Auckland’s housing market continued to fizz through June, although there are concerns that sales are being generated as a result of financial distress or fears of pending price falls.

Barfoot & Thompson said sales for the month largely reflected ‘business-as-usual’ and that prices continued to track up, with a high proportion of sales at $1 million or higher.

The biggest realtor in the country’s biggest residential market reported 820 sales last month, 4.3 percent more than a year earlier, on the back of 1,582 new listings. The number of new properties coming to market was 56 percent higher than June 2019, while the median sale price at $910,000 was up 7.7 percent.

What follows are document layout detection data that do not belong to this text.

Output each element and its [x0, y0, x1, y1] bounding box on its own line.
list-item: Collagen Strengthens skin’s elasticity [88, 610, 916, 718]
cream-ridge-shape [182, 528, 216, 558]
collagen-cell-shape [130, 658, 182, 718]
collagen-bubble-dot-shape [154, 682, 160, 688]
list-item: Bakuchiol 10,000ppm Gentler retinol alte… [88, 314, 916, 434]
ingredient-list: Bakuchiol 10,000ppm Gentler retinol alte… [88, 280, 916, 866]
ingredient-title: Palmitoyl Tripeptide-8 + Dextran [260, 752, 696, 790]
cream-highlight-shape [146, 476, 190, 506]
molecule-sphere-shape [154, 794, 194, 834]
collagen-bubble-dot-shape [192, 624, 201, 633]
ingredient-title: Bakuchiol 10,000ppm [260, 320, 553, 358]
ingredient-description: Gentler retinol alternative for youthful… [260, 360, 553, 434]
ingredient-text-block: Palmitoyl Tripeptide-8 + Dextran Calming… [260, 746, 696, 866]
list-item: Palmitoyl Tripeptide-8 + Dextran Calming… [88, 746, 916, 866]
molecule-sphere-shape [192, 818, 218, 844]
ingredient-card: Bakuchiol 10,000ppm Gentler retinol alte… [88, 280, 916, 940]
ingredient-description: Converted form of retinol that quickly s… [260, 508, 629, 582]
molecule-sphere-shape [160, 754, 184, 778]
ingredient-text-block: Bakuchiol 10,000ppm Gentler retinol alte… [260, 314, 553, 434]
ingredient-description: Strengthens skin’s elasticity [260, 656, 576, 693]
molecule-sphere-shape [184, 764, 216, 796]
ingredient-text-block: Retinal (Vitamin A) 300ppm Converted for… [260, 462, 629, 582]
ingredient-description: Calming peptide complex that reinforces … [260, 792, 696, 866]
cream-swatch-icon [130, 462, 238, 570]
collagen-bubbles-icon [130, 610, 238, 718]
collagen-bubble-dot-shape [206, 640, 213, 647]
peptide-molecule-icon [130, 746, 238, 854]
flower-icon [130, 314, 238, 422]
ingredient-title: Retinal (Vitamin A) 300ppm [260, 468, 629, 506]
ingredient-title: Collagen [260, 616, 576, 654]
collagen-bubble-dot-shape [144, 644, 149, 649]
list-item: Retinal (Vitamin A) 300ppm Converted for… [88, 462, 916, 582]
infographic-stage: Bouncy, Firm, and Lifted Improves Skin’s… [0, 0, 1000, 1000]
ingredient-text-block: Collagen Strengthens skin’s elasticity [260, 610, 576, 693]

Managing director Peter Thompson noted an influx of first-time buyers, saying there was “undoubtedly some catch-up business from slow sales in May” with about 44 percent of all sales at $1 million-plus. Almost 6 percent of all sales were $2 million or more.

Thompson said it was far too early to say whether the property market will defy economic forecasts, but the figures “suggest that over a three to five year time horizon buyers have confidence in property at today’s prevailing prices and that they are not holding back in the hope of a major decline in values.”

All good?

However, a recent stock take of real estate agents highlighted concerns that those listings were being generated for all the wrong reasons, with 19 percent of respondents citing financial distress as the reason for listing, and a further 16 percent noting fears of falling prices.

The CoreLogic survey said 10 percent of respondents had wanted to sell an empty rental property, with 69 percent expecting short term prospects to be either be “the same or lower” than pre-covid levels.

Almost two thirds of respondents thought there would be a fall in residential values, with only 23 percent thinking the market would remain flat this year. 

Property economist Kelvin Davidson said there were also signs of emerging affordability pressures on first home buyers.

At a granular level, he said the Wellington region - including Porirua, Hutt City and Upper Hutt - in particular attracted a higher proportion of first home buyers, while in Dunedin, the first home buyers could be “starting to struggle” with the previous rapid gains in prices.

Barfoot's Thompson said lifestyle property sales numbers also rebounded in June, particularly south of Auckland in Pukekohe, Tuakau, Pukekawa and Te Kauwhata.

“Vendors have been satisfied with prices achieved and sales have reduced listing numbers to the point we are experiencing short term pressure on stock.”

But nationally, Real Estate Institute of New Zealand numbers showed 18 percent fewer lifestyle property sales for the March quarter, reflecting covid-19 constraints, although the median price for those properties was up 3.6 percent for the period, at a median of $715,000.

The most affected region in the March quarter was Otago, where lifestyle sales dropped by 40 percent year-on-year as interest flat-lined in the Queenstown-Lakes district.